School of Informatics and Computing, Indiana University, Bloomington, Indiana, USA.
PLoS Comput Biol. 2011 Jun;7(6):e1002073. doi: 10.1371/journal.pcbi.1002073. Epub 2011 Jun 9.
A common assumption in comparative genomics is that orthologous genes share greater functional similarity than do paralogous genes (the "ortholog conjecture"). Many methods used to computationally predict protein function are based on this assumption, even though it is largely untested. Here we present the first large-scale test of the ortholog conjecture using comparative functional genomic data from human and mouse. We use the experimentally derived functions of more than 8,900 genes, as well as an independent microarray dataset, to directly assess our ability to predict function using both orthologs and paralogs. Both datasets show that paralogs are often a much better predictor of function than are orthologs, even at lower sequence identities. Among paralogs, those found within the same species are consistently more functionally similar than those found in a different species. We also find that paralogous pairs residing on the same chromosome are more functionally similar than those on different chromosomes, perhaps due to higher levels of interlocus gene conversion between these pairs. In addition to offering implications for the computational prediction of protein function, our results shed light on the relationship between sequence divergence and functional divergence. We conclude that the most important factor in the evolution of function is not amino acid sequence, but rather the cellular context in which proteins act.
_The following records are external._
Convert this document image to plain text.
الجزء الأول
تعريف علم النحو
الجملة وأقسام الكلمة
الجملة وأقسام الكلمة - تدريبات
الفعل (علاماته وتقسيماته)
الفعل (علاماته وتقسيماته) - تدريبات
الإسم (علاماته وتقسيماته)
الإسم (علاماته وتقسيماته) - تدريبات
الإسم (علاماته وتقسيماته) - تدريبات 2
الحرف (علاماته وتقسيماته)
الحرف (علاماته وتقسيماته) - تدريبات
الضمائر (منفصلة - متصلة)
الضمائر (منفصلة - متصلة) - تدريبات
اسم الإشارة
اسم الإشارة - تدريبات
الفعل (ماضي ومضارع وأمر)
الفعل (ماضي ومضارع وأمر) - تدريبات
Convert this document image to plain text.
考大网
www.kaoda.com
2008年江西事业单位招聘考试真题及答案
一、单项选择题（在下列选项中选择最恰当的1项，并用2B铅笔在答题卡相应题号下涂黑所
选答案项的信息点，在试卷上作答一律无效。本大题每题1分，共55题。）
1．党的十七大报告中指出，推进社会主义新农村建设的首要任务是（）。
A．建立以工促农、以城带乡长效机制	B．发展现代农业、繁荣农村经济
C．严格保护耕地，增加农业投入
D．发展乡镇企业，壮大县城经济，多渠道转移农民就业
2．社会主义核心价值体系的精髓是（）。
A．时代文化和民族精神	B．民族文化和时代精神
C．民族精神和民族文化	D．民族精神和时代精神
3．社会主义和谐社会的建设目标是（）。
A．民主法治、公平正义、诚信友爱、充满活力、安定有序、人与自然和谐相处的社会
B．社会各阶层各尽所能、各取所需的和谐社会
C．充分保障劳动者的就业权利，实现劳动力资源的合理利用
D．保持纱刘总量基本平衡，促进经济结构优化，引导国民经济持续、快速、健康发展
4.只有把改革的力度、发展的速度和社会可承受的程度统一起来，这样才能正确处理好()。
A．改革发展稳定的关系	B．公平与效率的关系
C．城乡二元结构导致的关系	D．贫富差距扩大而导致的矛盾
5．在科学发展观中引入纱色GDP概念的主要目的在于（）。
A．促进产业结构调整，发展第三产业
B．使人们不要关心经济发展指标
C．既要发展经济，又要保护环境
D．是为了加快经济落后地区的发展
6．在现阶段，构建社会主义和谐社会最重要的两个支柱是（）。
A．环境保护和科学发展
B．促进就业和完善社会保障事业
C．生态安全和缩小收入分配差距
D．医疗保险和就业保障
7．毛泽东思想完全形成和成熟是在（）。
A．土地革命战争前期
在比较基因组学中,一个常见的假设是,直系同源基因比旁系同源基因具有更大的功能相似性(“直系同源假设”)。许多用于计算预测蛋白质功能的方法都是基于这一假设,尽管这一假设在很大程度上尚未得到验证。在这里,我们使用来自人类和小鼠的比较功能基因组数据,首次对直系同源假设进行了大规模测试。我们使用了超过 8900 个基因的实验推导功能,以及一个独立的微阵列数据集,直接评估我们使用直系同源和旁系同源来预测功能的能力。这两个数据集都表明,旁系同源基因通常比直系同源基因更能预测功能,即使在序列同一性较低的情况下也是如此。在旁系同源基因中,同一物种内的基因通常比不同物种中的基因具有更高的功能相似性。我们还发现,位于同一染色体上的旁系同源对比位于不同染色体上的旁系同源对具有更高的功能相似性,这可能是由于这些对之间的基因转换水平较高。除了为蛋白质功能的计算预测提供启示外,我们的结果还揭示了序列分歧和功能分歧之间的关系。我们的结论是,功能进化的最重要因素不是氨基酸序列,而是蛋白质作用的细胞环境。